5. Fat Ham by James Ijames
Juicy – a young, queer, Southern man, who is grappling with questions of identity – is visited by the ghost of his father (Pap) at his mother’s wedding/family barbecue. Pap demands that Juicy avenge his recent murder. How will Juicy, a sensitive and self–aware young Black man, trying to break a cycle of trauma and toxic masculinity, avenge his father’s premature death? “Fat Ham” reinvents Shakespeare’s masterpiece in startling and hilarious ways amidst the backdrop of a family barbeque in the American South.
6. Fun Home music by Jeanine Tesori; book and lyrics by Lisa Kron; based on the graphic novel by Alison Bechdel
When her father dies unexpectedly, graphic novelist Alison dives deep into her past to tell the story of the volatile, brilliant, one–of–a–kind man whose temperament and secrets defined her family and her life. Moving between past and present, Alison relives her unique childhood playing at the family’s Bechdel Funeral Home, her growing understanding of her own sexuality, and the looming unanswerable questions about her father’s hidden desires. “Fun Home” is a refreshingly honest, wholly original musical about seeing your parents through grown–up eyes.
7. Hir: A Play by Taylor Mac
Discharged from the Marines under suspicious circumstances, Isaac comes home from the wars, only to find the life he remembers upended. Isaac’s father, who once ruled the family with an iron fist, has had a debilitating stroke; his younger sister, Maxine, is now his brother, Max; and their mother, Paige, is committed to revolution at any cost.
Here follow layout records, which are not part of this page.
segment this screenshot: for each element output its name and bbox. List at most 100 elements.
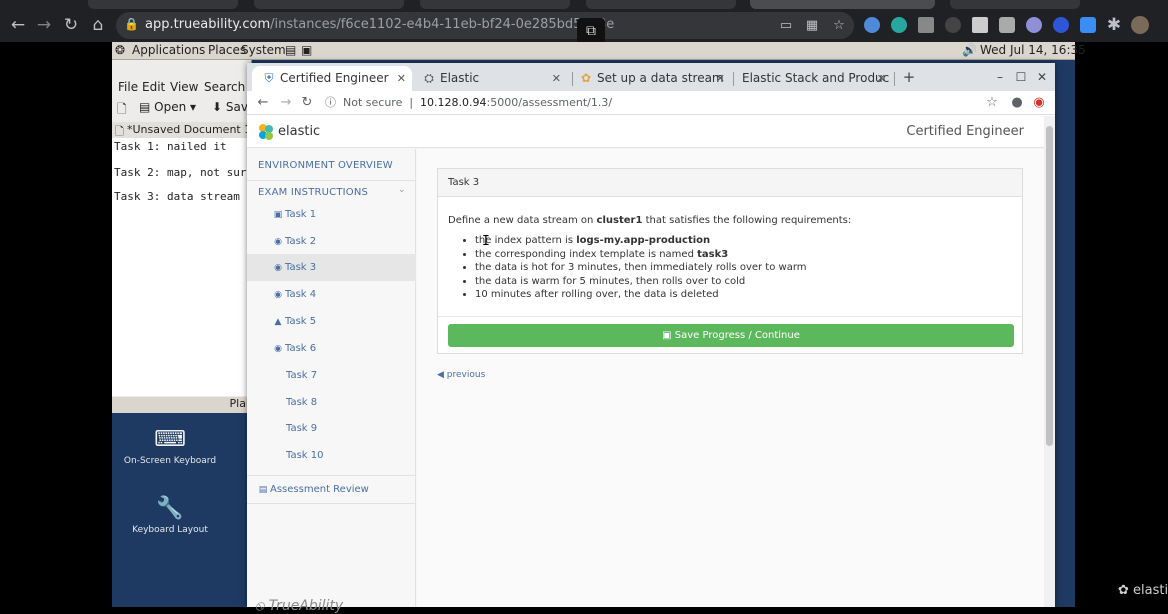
menu-search[interactable]: Search [204, 80, 245, 94]
sidebar-item-label: Task 2 [285, 236, 317, 247]
extension-icon[interactable] [864, 17, 880, 33]
extension-icon[interactable] [972, 17, 988, 33]
outer-tab[interactable] [420, 0, 570, 9]
gedit-document-tab[interactable]: 🗋 *Unsaved Document 1 [112, 122, 252, 138]
close-icon[interactable]: ✕ [552, 66, 561, 91]
elastic-logo-icon [259, 124, 273, 140]
maximize-icon[interactable]: ☐ [1012, 68, 1030, 86]
minimize-icon[interactable]: – [991, 68, 1009, 86]
sidebar-item-task-6[interactable]: ◉ Task 6 [247, 335, 416, 362]
task-heading: Task 3 [438, 169, 1022, 197]
home-icon[interactable]: ⌂ [87, 14, 109, 36]
outer-tab[interactable] [586, 0, 736, 9]
extension-icon[interactable] [1053, 17, 1069, 33]
brand-name[interactable]: elastic [278, 124, 320, 139]
system-menu[interactable]: System [241, 43, 286, 57]
gedit-statusbar: Plai [112, 397, 252, 413]
address-bar[interactable]: 🔒 app.trueability.com/instances/f6ce1102… [116, 12, 854, 39]
applications-menu[interactable]: Applications [132, 43, 205, 57]
forward-icon[interactable]: → [278, 94, 294, 112]
extension-icon[interactable] [945, 17, 961, 33]
close-icon[interactable]: ✕ [716, 66, 725, 91]
divider [247, 180, 416, 181]
opera-icon[interactable]: ◉ [1031, 94, 1047, 112]
desktop-icon-keyboard-layout[interactable]: 🔧 Keyboard Layout [115, 496, 225, 535]
forward-icon[interactable]: → [33, 14, 55, 36]
requirements-list: the index pattern is logs-my.app-product… [475, 235, 807, 303]
sidebar-item-task-4[interactable]: ◉ Task 4 [247, 281, 416, 308]
tab-set-up-data-stream[interactable]: ✿ Set up a data stream ✕ [573, 66, 731, 91]
panel-clock[interactable]: Wed Jul 14, 16:35 [980, 43, 1086, 57]
sidebar-item-task-8[interactable]: Task 8 [247, 389, 416, 416]
chevron-down-icon[interactable]: ⌄ [398, 185, 406, 195]
address-url[interactable]: app.trueability.com/instances/f6ce1102-e… [145, 17, 614, 32]
save-button[interactable]: ⬇ Sav [212, 100, 248, 114]
reload-icon[interactable]: ↻ [299, 94, 315, 112]
desktop-icon-label: Keyboard Layout [132, 525, 208, 535]
outer-tab[interactable] [254, 0, 404, 9]
qr-code-icon[interactable]: ▦ [803, 17, 821, 35]
sidebar-exam-instructions[interactable]: EXAM INSTRUCTIONS [258, 187, 368, 198]
account-icon[interactable]: ● [1009, 94, 1025, 112]
save-button-label: Save Progress / Continue [674, 330, 800, 341]
back-icon[interactable]: ← [7, 14, 29, 36]
extension-icon[interactable] [891, 17, 907, 33]
previous-link[interactable]: ◀ previous [437, 370, 485, 380]
shield-icon: ⛨ [264, 71, 274, 85]
launcher-icon[interactable]: ▤ [285, 43, 296, 57]
volume-icon[interactable]: 🔊 [962, 43, 977, 57]
menu-edit[interactable]: Edit [142, 80, 165, 94]
sidebar-item-task-10[interactable]: Task 10 [247, 442, 416, 469]
outer-tab[interactable] [950, 0, 1080, 9]
previous-label: previous [446, 370, 486, 380]
sidebar-item-task-7[interactable]: Task 7 [247, 362, 416, 389]
desktop-icon-on-screen-keyboard[interactable]: ⌨ On-Screen Keyboard [115, 427, 225, 466]
tab-elastic-stack[interactable]: Elastic Stack and Produc ✕ [734, 66, 892, 91]
page-scrollbar[interactable] [1044, 116, 1055, 607]
close-icon[interactable]: ✕ [397, 66, 406, 91]
inner-address-bar[interactable]: ⓘ Not secure | 10.128.0.94:5000/assessme… [325, 94, 612, 112]
cast-icon[interactable]: ▭ [777, 17, 795, 35]
lock-icon[interactable]: 🔒 [124, 17, 139, 33]
new-tab-button[interactable]: + [900, 68, 918, 86]
reload-icon[interactable]: ↻ [60, 14, 82, 36]
sidebar-item-assessment-review[interactable]: ▤ Assessment Review [247, 476, 416, 503]
close-window-icon[interactable]: ✕ [1033, 68, 1051, 86]
scroll-thumb[interactable] [1046, 126, 1053, 446]
menu-view[interactable]: View [170, 80, 198, 94]
sidebar-item-task-5[interactable]: ▲ Task 5 [247, 308, 416, 335]
terminal-icon[interactable]: ▣ [301, 43, 312, 57]
extension-icon[interactable] [1026, 17, 1042, 33]
trueability-logo: ⦸ TrueAbility [255, 598, 343, 614]
sidebar-item-label: Task 10 [286, 450, 324, 461]
sidebar-item-task-1[interactable]: ▣ Task 1 [247, 201, 416, 228]
outer-tab-active[interactable] [750, 0, 935, 9]
sidebar-item-task-2[interactable]: ◉ Task 2 [247, 228, 416, 255]
bookmark-star-icon[interactable]: ☆ [984, 94, 1000, 112]
sidebar-environment-overview[interactable]: ENVIRONMENT OVERVIEW [258, 160, 393, 171]
eye-icon: ◉ [274, 344, 282, 354]
outer-tab[interactable] [88, 0, 238, 9]
tab-certified-engineer[interactable]: ⛨ Certified Engineer ✕ [252, 66, 412, 91]
extension-icon[interactable] [918, 17, 934, 33]
extension-icon[interactable] [1080, 17, 1096, 33]
gedit-text-area[interactable]: Task 1: nailed it Task 2: map, not sur T… [112, 138, 252, 396]
sidebar-item-task-9[interactable]: Task 9 [247, 415, 416, 442]
close-icon[interactable]: ✕ [877, 66, 886, 91]
requirement-text: the corresponding index template is name… [475, 248, 698, 260]
text-line: Task 2: map, not sur [114, 166, 247, 179]
sidebar-item-task-3[interactable]: ◉ Task 3 [247, 254, 416, 281]
save-progress-button[interactable]: ▣ Save Progress / Continue [448, 324, 1014, 347]
bookmark-star-icon[interactable]: ☆ [830, 17, 848, 35]
outer-tab-strip [0, 0, 1168, 10]
extension-icon[interactable] [999, 17, 1015, 33]
menu-file[interactable]: File [118, 80, 138, 94]
new-document-icon[interactable]: 🗋 [117, 100, 127, 121]
screen-share-icon[interactable]: ⧉ [577, 18, 605, 44]
tab-elastic[interactable]: ⛭ Elastic ✕ [412, 66, 567, 91]
sidebar-item-label: Assessment Review [270, 484, 369, 495]
avatar[interactable] [1131, 16, 1149, 34]
open-button[interactable]: ▤ Open ▾ [139, 100, 196, 114]
back-icon[interactable]: ← [255, 94, 271, 112]
puzzle-icon[interactable]: ✱ [1103, 14, 1125, 36]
Determined to be free of any responsibility toward her formerly abusive husband – or the home he created – Paige fervently believes she can lead the way to a “new world order”. “Hir”, Taylor Mac’s subversive comedy, leaves many of our so–called normative and progressive ideas about gender, families, the middle class – and cleaning – in hilarious and ultimately tragic disarray.
8. The Inheritance by Matthew Lopez
Inspired by E. M. Forster’s novel “Howards End”, and set in New York three decades after the height of the AIDS epidemic, “The Inheritance” wrestles with what it means to be a gay man today, exploring relationships and connections across age and social class and asking what one generation’s responsibilities may be to the next.
9. She Kills Monsters: Young Adventurers Edition by Qui Nguyen
A comedic romp into the world of fantasy role–playing games, in a new edition created specially for high school performing groups! “She Kills Monsters” tells the story of high schooler Agnes Evans as she deals with the death of her younger sister, Tilly. When Agnes stumbles upon Tilly’s “Dungeons & Dragons” notebook, she finds herself catapulted into a journey of discovery and action–packed adventure in the imaginary world that was her sister’s refuge.
Perpich Library also owns the version for adults.
10. A Strange Loop by Michael R. Jackson
Usher is a Black, queer writer, working a day job he hates while writing his original musical: a piece about a Black, queer writer, working a day job he hates while writing his original musical. This blistering musical follows a young artist at war with a host of demons – not least of which are the punishing thoughts in his own head – in an attempt to understand his own strange loop.
All items on this list are available at the Perpich Library.
Title descriptions are provided by Amazon and/or the publisher.